Despite its remoteness, Point Reyes Station hasn’t completely avoided bougification. There are a couple of nicer restaurants and a healthy retail strip of both practical, everyday shops and tourist-geared boutiques. My favorites: Coyuchi for organic linens and bedding, and Point Reyes Books for all kinds of topical, pertinent titles, periodicals, and gifts.
Whether for the afternoon or a long weekend, being there requires a purposeful slowdown — a realignment to the rhythm of small town life.
Perhaps most of all, I like it because it’s quiet.
The skies are wide open and clear.
I can really focus, be still.
I get more reading done, and am not so concerned with what I’m missing online. I’ve spent a Sunday afternoon settled in my aunt’s garden to actually read the San Francisco Chronicle cover to cover.

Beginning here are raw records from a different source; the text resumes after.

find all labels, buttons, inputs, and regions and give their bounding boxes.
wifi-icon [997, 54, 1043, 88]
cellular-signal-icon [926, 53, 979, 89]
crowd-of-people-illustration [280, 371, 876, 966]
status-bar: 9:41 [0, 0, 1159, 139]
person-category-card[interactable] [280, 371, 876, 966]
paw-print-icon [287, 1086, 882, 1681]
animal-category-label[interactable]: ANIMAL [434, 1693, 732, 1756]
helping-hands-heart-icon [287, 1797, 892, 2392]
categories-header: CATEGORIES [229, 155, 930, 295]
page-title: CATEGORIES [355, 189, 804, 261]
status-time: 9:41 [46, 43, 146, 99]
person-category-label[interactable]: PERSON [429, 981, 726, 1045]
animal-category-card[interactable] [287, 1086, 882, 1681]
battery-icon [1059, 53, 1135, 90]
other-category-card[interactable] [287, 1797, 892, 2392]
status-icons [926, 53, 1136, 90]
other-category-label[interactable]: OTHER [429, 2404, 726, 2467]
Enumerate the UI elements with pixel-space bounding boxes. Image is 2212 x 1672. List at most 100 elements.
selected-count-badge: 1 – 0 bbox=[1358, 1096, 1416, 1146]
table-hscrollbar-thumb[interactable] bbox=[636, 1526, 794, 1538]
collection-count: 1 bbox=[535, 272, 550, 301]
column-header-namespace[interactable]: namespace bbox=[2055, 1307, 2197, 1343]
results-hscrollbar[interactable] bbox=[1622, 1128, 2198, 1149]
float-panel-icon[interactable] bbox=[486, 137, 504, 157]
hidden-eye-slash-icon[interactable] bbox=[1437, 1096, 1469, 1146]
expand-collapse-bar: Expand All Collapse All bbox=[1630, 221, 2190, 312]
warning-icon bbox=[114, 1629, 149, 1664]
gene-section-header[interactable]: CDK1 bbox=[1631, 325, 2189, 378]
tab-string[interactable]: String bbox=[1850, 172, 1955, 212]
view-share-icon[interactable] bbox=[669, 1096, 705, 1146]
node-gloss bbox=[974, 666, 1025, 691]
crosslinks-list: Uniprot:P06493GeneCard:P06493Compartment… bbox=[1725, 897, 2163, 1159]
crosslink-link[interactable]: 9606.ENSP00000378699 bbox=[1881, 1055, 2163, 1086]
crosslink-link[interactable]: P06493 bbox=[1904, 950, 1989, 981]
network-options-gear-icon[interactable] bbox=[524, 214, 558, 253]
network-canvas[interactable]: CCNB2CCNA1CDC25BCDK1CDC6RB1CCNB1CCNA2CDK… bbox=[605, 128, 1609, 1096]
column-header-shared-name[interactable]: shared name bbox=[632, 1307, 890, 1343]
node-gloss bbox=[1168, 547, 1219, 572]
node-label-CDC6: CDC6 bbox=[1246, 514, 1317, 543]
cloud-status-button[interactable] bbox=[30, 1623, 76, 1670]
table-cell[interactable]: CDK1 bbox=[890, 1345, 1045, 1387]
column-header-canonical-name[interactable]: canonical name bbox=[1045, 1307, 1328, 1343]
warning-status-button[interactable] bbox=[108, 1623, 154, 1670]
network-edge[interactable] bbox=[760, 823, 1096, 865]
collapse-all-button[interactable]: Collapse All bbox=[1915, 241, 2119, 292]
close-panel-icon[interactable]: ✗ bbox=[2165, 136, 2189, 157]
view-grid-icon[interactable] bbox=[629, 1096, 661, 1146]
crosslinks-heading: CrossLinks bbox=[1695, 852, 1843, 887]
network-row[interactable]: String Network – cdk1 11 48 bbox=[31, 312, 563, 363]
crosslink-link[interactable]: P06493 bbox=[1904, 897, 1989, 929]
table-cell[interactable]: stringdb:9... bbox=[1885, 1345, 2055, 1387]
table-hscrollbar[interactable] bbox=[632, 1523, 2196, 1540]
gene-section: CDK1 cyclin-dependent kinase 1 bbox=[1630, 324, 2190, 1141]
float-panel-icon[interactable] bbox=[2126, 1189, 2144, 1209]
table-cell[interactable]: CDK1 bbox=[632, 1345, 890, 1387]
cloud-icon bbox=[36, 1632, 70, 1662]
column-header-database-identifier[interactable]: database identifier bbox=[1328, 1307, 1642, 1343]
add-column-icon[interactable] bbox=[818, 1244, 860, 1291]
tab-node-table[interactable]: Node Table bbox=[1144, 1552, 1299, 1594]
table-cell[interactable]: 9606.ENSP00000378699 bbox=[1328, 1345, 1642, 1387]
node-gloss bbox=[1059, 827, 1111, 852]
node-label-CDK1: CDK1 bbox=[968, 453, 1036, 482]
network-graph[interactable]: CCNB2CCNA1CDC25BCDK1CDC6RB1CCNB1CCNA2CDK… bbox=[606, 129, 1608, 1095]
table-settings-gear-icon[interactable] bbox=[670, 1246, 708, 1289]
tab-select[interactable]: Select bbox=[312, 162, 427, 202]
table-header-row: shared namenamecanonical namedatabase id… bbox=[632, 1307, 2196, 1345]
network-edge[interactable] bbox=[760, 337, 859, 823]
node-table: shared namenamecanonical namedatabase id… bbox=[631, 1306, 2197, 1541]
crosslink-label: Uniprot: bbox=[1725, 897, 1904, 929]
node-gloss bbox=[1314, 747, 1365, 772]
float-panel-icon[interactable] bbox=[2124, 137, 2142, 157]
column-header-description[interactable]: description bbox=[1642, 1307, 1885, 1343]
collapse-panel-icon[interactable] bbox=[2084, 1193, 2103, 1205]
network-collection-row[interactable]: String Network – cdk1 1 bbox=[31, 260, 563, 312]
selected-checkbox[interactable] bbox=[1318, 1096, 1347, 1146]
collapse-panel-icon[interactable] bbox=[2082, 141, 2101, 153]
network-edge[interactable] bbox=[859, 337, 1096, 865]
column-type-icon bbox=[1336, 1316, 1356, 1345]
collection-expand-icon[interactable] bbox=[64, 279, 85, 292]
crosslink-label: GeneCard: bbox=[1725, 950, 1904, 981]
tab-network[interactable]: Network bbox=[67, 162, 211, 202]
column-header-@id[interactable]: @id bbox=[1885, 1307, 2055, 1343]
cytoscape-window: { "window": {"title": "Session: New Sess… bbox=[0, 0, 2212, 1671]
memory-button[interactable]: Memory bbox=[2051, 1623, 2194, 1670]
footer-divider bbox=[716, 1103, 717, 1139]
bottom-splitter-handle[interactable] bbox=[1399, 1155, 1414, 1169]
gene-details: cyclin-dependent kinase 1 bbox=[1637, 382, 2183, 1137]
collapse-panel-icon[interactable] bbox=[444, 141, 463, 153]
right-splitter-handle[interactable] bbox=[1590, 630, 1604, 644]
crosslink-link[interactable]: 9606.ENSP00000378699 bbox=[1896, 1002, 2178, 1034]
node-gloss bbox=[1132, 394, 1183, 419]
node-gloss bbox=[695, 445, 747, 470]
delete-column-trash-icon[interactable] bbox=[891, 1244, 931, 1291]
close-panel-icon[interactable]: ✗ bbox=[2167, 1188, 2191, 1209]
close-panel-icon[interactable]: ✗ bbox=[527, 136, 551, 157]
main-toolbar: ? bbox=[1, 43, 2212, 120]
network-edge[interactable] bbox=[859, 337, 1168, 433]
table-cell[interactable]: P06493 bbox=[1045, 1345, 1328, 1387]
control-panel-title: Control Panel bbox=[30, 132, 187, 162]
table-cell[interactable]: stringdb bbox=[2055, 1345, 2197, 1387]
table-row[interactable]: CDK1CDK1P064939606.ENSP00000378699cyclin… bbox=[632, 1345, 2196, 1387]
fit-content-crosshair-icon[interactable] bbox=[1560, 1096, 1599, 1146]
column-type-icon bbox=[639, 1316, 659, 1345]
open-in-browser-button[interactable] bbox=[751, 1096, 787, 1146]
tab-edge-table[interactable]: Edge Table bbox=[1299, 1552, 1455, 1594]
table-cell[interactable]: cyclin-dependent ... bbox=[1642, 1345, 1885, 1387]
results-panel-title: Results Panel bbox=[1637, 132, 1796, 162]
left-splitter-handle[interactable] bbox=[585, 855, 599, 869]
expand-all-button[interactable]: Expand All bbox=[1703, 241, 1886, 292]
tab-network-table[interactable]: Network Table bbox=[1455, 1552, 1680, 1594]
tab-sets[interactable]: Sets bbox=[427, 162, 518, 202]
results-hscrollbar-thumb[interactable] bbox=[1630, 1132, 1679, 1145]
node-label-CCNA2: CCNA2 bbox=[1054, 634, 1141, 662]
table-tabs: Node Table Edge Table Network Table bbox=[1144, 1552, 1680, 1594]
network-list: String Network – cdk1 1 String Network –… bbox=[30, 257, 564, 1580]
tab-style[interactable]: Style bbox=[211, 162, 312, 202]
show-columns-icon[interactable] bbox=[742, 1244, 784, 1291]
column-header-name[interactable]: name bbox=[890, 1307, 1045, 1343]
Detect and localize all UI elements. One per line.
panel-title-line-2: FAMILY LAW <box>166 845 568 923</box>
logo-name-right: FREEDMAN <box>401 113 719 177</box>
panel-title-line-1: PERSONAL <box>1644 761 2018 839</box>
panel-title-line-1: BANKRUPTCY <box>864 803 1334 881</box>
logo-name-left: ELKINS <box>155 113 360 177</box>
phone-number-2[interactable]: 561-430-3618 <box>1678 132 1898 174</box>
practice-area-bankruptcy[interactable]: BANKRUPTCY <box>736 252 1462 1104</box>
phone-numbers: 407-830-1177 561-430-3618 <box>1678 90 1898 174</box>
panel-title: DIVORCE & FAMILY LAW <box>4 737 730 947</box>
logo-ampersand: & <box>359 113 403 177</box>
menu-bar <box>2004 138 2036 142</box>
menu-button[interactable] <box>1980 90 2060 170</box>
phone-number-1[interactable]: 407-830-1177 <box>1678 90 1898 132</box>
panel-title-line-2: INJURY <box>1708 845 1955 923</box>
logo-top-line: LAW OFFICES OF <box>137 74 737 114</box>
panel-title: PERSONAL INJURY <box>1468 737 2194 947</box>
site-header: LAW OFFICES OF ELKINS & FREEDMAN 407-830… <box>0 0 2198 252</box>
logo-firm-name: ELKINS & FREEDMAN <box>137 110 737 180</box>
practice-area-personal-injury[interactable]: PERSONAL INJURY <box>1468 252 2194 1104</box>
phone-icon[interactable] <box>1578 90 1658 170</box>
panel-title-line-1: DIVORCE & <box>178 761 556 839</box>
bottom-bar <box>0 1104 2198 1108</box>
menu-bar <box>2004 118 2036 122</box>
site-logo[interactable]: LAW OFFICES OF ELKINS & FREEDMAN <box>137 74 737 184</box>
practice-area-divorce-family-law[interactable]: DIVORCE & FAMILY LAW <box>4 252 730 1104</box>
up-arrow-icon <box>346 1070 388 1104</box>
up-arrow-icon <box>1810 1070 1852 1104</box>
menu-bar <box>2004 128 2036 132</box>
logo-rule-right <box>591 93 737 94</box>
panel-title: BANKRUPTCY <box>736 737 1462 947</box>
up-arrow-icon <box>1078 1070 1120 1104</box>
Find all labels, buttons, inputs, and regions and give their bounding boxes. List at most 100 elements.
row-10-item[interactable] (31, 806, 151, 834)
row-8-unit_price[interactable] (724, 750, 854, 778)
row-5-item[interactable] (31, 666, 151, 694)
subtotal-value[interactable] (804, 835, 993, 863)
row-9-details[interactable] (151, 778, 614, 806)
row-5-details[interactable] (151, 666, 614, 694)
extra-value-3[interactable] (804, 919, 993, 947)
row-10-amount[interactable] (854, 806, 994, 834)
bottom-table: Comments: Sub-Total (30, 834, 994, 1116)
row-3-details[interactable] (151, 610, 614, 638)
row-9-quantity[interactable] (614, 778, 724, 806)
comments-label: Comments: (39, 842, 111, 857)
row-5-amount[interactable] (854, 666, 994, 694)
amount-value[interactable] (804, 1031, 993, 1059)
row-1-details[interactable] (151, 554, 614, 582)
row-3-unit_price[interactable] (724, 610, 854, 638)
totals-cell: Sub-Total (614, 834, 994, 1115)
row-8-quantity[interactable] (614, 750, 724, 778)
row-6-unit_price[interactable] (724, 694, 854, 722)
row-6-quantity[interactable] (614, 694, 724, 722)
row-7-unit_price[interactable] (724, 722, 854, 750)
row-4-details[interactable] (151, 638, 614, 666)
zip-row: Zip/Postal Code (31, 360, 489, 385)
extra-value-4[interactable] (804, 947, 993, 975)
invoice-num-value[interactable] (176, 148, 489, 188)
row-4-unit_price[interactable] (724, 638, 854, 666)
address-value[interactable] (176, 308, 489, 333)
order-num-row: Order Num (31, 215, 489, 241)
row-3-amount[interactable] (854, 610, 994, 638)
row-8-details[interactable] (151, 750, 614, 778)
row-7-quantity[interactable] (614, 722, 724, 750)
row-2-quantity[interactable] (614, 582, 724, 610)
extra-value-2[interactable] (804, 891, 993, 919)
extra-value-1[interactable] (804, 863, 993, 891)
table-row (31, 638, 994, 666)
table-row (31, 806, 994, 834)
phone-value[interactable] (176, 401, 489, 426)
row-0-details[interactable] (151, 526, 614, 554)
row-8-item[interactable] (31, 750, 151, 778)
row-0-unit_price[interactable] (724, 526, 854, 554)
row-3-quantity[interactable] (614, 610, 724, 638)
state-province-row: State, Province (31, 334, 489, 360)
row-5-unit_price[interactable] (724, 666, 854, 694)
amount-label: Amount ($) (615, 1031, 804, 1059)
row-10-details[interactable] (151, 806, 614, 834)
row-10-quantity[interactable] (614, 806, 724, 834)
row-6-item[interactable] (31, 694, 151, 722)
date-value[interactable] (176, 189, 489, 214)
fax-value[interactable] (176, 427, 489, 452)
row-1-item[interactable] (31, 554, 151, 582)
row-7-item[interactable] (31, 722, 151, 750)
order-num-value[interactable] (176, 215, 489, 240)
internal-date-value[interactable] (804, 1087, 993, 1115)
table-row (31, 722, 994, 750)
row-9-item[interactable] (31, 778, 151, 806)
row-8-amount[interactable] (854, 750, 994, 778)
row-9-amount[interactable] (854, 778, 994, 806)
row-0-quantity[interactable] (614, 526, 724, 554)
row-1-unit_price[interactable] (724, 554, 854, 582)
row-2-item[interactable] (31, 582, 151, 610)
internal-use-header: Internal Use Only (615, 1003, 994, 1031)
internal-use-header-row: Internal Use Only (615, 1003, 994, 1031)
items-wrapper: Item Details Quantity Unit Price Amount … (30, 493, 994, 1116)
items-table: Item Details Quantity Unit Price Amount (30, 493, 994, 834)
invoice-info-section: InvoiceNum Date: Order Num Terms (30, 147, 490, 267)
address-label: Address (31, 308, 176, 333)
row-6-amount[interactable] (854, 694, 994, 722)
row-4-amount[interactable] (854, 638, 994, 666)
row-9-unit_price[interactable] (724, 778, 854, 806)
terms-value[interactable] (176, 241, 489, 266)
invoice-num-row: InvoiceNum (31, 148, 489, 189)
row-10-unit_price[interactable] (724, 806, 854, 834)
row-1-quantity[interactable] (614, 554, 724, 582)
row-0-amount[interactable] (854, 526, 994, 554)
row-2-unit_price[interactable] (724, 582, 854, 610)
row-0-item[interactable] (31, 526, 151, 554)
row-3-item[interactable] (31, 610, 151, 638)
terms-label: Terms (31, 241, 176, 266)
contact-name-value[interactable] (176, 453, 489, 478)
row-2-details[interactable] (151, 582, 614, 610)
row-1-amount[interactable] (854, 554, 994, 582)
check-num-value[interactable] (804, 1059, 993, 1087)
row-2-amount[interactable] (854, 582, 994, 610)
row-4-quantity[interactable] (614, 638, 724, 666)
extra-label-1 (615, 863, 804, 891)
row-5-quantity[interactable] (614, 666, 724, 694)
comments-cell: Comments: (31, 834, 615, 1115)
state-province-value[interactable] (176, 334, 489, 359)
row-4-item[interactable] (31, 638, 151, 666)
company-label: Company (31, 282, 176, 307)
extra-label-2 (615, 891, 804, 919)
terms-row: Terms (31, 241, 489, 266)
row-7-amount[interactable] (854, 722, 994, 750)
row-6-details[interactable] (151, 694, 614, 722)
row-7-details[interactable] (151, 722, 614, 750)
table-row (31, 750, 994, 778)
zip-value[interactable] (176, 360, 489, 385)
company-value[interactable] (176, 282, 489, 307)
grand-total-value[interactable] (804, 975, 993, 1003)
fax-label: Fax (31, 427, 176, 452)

At any moment, I can walk the four minutes into town for coffee at one of the three espresso bars, or for an outing, drive the few miles past Inverness to the Point Reyes Lighthouse, or walk along the beach at Drake’s Bay. Or hike within the park, or watch cattle grazing.
Or, do nothing.
The whole area is diverse with natural, undisturbed beauty, all open for conscientious exploration. Point Reyes and its environs are far from the meticulous, elegant lawns and private gardens of Golden Gate Park, which are deceptive in their grace and scale while still within earshot of sirens and horns, exhaust.
After just a few days away, I always feel better. There’s renewed vigor for the difficulties of life. Sometimes a new idea or insight or revelation to chew on. Certainly an appreciation for the complexity, but ultimate simplicity, of life. What matters vs. what is less pressing.
It’s sorta funny to notice the cyclicality and irony in longing for stints away from busy, titillating city life as an adult— the same sort I feared as a kid. I didn’t appreciate it then, but getting away to a slower pace, perhaps to see something natural and visceral, is quiet space for the soul.
It’s restorative. It balances out the cortisol high that we all endure most days. Travel writer Pico Iyer says it well: “we instinctively feel that something inside us is crying out for more spaciousness and stillness to offset the exhilarations of movement and the fun and diversion of the modern world.”
I suppose it’s nothing new for many, but for urbanists and lovers of dense built environments like me, it comes as a surprise to realize that escape is essential.
Wherever and however you do it, I hope you take the time and make the space to escape.